Amid these restraints the faithfulness of God stands out in the sign of the Rainbow. The Divine promise was necessary. It gave man an assured hope for the future.


 


But there another restaint imposed, namely, the confusion of tongues Chapter 11: verses 1-9. The essential fact to grasp is that the pluralising of human language was a culminating restraint measure. It was precipitated by a human confedercy to establish a big racial centre, with a high astral tower. We must not attribute to those long ago builders the stupidity of imagining that they could build a tower right up to heaven. The real motive therefore was the desire for renown, and the object was to establish a noted central point, which might serve to maintain their unity. The one was just as ungodly as the other. For, according to the divine purpose, men were to fill the earth, i.e., to spread over the whole earth, not indeed to separate, but to maintain their inward unity notwithstanding their dispersion. But the fact that they were afraid of dispersion is a proof that the inward spiritual bond of unity and fellowship, not only "the oneness of their God and their worship," but also the unity of brotherly love, was already broken by sin. Consequently the undertaking, dictated by pride, to preserve and consolidate by outward means the unity which was inwardly lost, could not be successful, but could only bring down the judgment of dispersion.

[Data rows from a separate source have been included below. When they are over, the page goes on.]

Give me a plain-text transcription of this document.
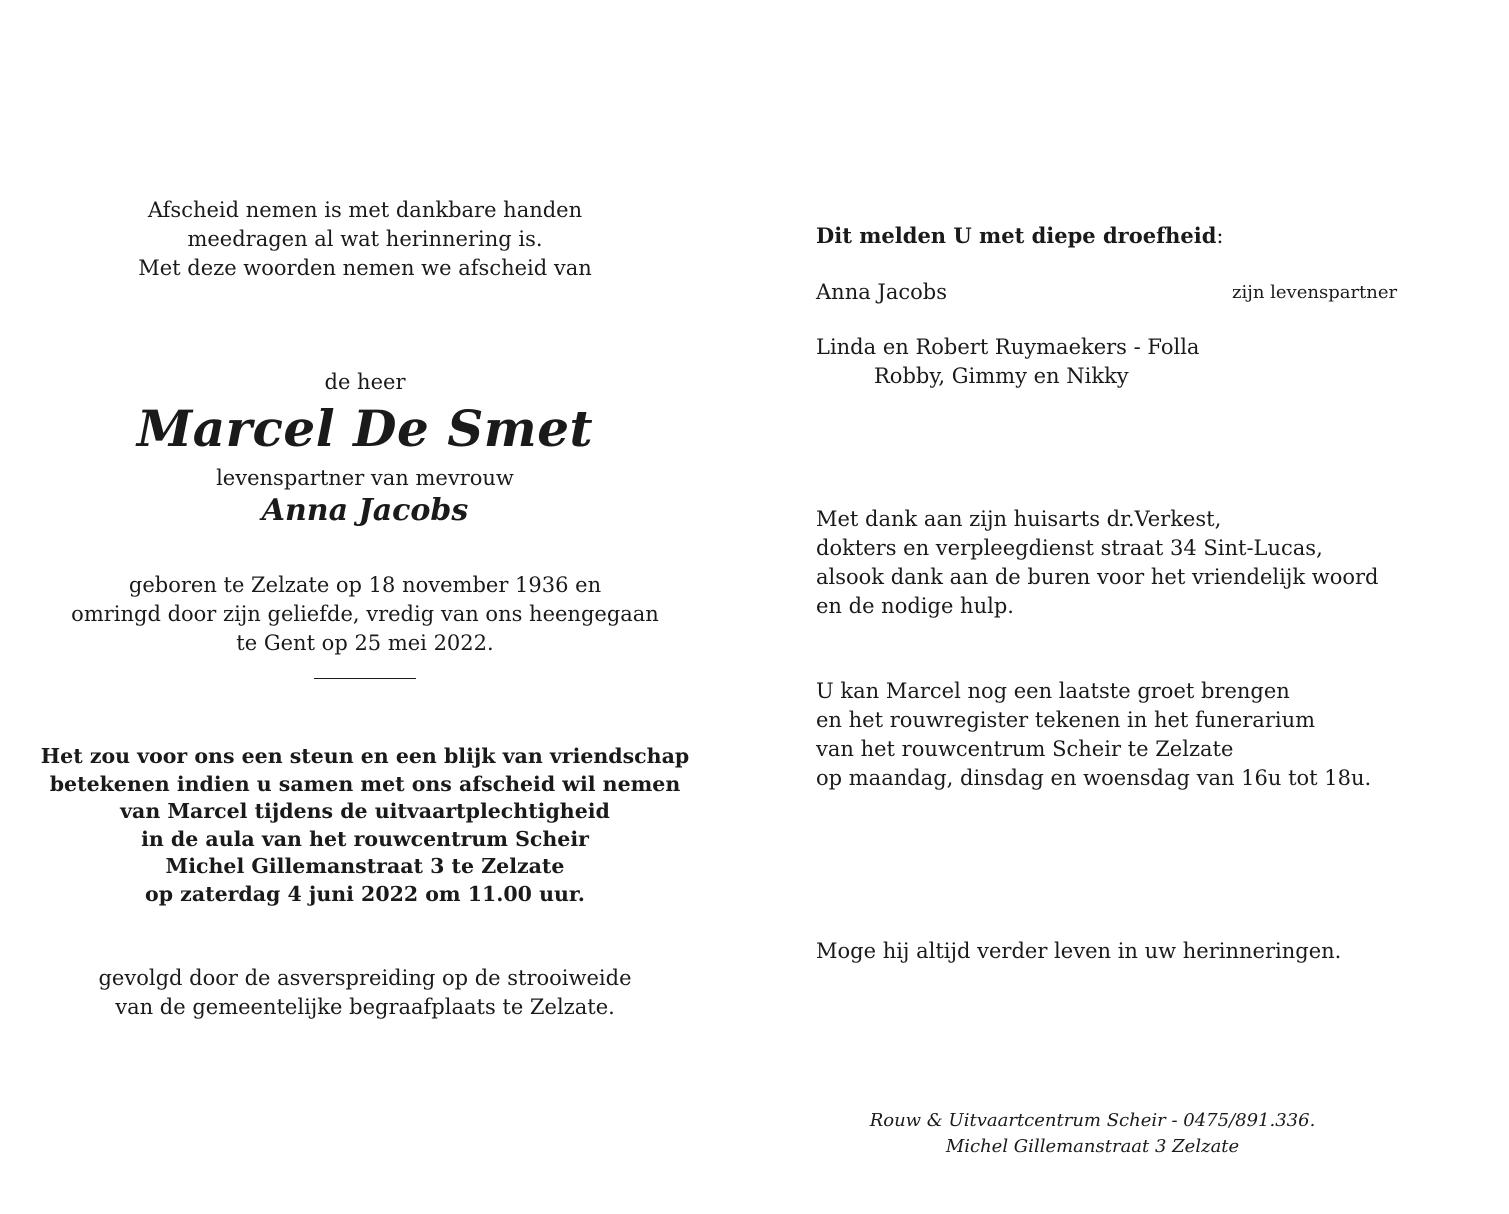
Afscheid nemen is met dankbare handen
meedragen al wat herinnering is.
Met deze woorden nemen we afscheid van
de heer
Marcel De Smet
levenspartner van mevrouw
Anna Jacobs
geboren te Zelzate op 18 november 1936 en
omringd door zijn geliefde, vredig van ons heengegaan
te Gent op 25 mei 2022.
Het zou voor ons een steun en een blijk van vriendschap
betekenen indien u samen met ons afscheid wil nemen
van Marcel tijdens de uitvaartplechtigheid
in de aula van het rouwcentrum Scheir
Michel Gillemanstraat 3 te Zelzate
op zaterdag 4 juni 2022 om 11.00 uur.
gevolgd door de asverspreiding op de strooiweide
van de gemeentelijke begraafplaats te Zelzate.
Dit melden U met diepe droefheid:
Anna Jacobs	zijn levenspartner
Linda en Robert Ruymaekers - Folla
Robby, Gimmy en Nikky
Met dank aan zijn huisarts dr.Verkest,
dokters en verpleegdienst straat 34 Sint-Lucas,
alsook dank aan de buren voor het vriendelijk woord
en de nodige hulp.
U kan Marcel nog een laatste groet brengen
en het rouwregister tekenen in het funerarium
van het rouwcentrum Scheir te Zelzate
op maandag, dinsdag en woensdag van 16u tot 18u.
Moge hij altijd verder leven in uw herinneringen.
Rouw & Uitvaartcentrum Scheir - 0475/891.336.
Michel Gillemanstraat 3 Zelzate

In Chapter 11:4 And they said, Go to, let us build us a city and a tower, whose top may reach unto heaven; and let us make us a name, lest we be scattered abroad upon the face of the whole earth.


 


The words "may reach" in your English translation are in italics, indicating there are not come in the orginal. The verse does not really relate to the height of the tower. What it say is "And his top with the heavens", that is with an astronomical planisphere, Zodiac pictures, and drawings of the constellations-just as we find in the ancient temples of Esneh and Denderah of Egypt.


 


About 5 miles S.W. of Hillah, the most remarkable of all the ruins of Babylon, the Birs Nimroud of the Arabs, rises to a height of 153 feet above the plains from the base covering a square of 400 feet, or almost four acres. It was constructed of kiln-dried bricks in 7 stages to correspond with the planets to which they were dedicated: the lowermost black, the color of Saturn: the next orang for Jupiter; the third red, for Mars; and so on. These stages were surmounted by a lofty tower, on the summit of which we are told were the signs of the zodiac and other astronomical figures; thus having ( as it should have been translated) a representation of the heavens, instead of ‘ a top which reached unto heaven’. I would not go so far as to claim that these are the remains of the original tower; but they do illustrate its nature and dimensions.


 


The Babel crisis probabbly occurred some 300 years after the Flood. In Chapter 10:25 And unto Eber were born two sons; the name of the one was *Peleg; for in his days was the earth divided; and his brother's name was Joktan. (Gen 10:25) Where Peleg was named (From פלג palag, to divide, because in his days, which is supposed to be about one hundred years after the flood, the earth was divided among the sons of Noah. Though some are of opinion that a physical division, and not a political one, is what is intended here, viz., a separation of continents and islands from the main land; the earthy parts having been united into one great continent previously to the days of Peleg. This opinion appears to me the most likely, for what is said, Gen10:5, is spoken by way of anticipation).


 


Peleg died 340 years after the Flood, as can be easily be reconed in Chapter 11:10-19. The Babel tower was designed to hand down antediluvian traditions. Its wrongness lay in the fact that its builders were defying the Divine command to spread abroad and multiply and replunish the earth.


let us make us a name; lest we be scattered abroad upon the face of the whole earth.' Such defiance of God was the spirit of Babylon their meaning "let us rebel", their motive even today was pride and ambition.